Perhaps because I am a Dad?
Paul Ducklin
That joke doesn’t really work outside North America – in British and Commonwealth English, “irony” is pronounced “EYE-ruh-knee” in three very distinct syllables, not as “IRON-ee”. We don’t really connect the word or the concept with ferrous objects at all.
Anonymous Coward
I have lived almost my entire life (40+ years) in N20 and HA8.
I guess I’m more literary than aural.
But fair point.
Paul Ducklin
As far as I am aware, there is no common origin for the words “iron” and “irony” – they are entirely unrelated in literary and etymological terms.

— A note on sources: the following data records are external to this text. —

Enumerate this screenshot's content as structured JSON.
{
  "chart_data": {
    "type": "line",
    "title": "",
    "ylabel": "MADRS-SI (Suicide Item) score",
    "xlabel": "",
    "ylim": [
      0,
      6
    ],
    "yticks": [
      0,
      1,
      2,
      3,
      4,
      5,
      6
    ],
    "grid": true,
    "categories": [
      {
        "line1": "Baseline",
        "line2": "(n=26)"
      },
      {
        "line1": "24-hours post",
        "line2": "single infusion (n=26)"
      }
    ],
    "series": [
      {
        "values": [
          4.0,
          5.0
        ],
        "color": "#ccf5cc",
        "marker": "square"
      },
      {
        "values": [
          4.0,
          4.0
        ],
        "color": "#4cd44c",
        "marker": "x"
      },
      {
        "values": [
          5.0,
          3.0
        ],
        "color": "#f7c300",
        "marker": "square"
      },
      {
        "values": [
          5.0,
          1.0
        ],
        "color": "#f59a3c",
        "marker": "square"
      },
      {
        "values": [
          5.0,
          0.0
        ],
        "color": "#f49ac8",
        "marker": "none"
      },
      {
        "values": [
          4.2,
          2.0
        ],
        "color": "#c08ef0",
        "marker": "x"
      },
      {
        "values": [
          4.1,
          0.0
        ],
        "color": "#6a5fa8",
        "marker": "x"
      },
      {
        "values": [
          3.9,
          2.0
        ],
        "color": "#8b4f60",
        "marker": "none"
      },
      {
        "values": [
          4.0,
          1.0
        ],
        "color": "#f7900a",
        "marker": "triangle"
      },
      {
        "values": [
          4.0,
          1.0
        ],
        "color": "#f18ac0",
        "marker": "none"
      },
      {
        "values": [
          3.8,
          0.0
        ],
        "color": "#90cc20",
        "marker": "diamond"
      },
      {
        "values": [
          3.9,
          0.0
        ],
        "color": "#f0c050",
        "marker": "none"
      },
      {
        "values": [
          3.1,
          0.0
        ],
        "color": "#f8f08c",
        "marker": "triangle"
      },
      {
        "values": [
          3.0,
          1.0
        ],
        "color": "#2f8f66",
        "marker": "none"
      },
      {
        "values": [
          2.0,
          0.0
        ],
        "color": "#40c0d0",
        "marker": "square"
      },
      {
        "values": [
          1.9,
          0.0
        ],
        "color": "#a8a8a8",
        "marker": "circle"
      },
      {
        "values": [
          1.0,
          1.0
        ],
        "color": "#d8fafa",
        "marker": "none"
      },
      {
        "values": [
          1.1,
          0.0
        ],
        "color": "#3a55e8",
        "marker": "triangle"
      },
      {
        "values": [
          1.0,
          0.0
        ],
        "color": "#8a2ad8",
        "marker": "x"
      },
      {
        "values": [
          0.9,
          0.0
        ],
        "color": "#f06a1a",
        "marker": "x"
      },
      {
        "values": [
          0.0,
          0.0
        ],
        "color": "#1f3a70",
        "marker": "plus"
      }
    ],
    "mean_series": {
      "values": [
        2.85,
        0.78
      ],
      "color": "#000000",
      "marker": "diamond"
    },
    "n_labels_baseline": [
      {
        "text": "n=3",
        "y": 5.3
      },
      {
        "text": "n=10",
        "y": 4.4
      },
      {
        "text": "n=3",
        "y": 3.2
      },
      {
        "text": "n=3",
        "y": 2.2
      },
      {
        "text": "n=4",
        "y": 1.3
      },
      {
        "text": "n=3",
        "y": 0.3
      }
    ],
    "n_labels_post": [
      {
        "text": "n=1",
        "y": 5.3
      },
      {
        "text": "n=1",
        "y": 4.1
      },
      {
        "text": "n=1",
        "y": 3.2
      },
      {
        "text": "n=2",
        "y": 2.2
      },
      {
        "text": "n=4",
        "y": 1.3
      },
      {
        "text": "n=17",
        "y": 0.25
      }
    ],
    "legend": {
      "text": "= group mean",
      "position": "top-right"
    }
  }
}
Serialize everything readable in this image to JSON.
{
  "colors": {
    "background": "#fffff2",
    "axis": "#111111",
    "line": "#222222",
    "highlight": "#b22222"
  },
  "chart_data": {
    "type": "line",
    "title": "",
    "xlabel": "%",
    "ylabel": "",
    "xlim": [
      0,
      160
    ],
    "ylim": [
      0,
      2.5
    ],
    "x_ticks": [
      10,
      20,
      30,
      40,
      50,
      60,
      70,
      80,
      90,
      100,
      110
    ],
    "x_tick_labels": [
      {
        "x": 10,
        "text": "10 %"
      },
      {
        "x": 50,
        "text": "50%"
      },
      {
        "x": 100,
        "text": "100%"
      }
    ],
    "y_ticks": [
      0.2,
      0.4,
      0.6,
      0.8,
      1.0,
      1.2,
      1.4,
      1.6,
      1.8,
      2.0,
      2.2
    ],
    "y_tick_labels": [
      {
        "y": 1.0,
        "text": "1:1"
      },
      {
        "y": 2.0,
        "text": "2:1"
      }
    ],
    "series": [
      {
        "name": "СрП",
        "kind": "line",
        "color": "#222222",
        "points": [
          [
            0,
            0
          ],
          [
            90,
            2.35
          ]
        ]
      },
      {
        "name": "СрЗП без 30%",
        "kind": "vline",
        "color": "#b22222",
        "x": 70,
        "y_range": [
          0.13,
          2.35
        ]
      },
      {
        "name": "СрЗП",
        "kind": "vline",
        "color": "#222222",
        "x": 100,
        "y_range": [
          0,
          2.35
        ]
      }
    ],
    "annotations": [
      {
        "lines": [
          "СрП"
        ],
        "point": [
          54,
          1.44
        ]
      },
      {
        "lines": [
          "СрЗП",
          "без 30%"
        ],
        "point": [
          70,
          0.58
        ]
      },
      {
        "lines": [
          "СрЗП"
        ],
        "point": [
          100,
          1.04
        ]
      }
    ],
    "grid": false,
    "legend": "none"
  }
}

I never connected the concepts at all until I found out (surprisingly recently) how North Americans pronounce the two words.
(For years and years I didn’t know that Americans don’t pronounce the letter L in the word “solder”, either, or that they leave out the T in “fillet” and don’t sound the letter H in “herb” unless it’s someone’s name. I did, however, quickly learn that a “restroom” is anything but, after seeking one out at an airport in the hope of a quick nap during a long-haul layover. Back when travel was a thing. That was one of life’s swiftest and most easily-learned lessons.)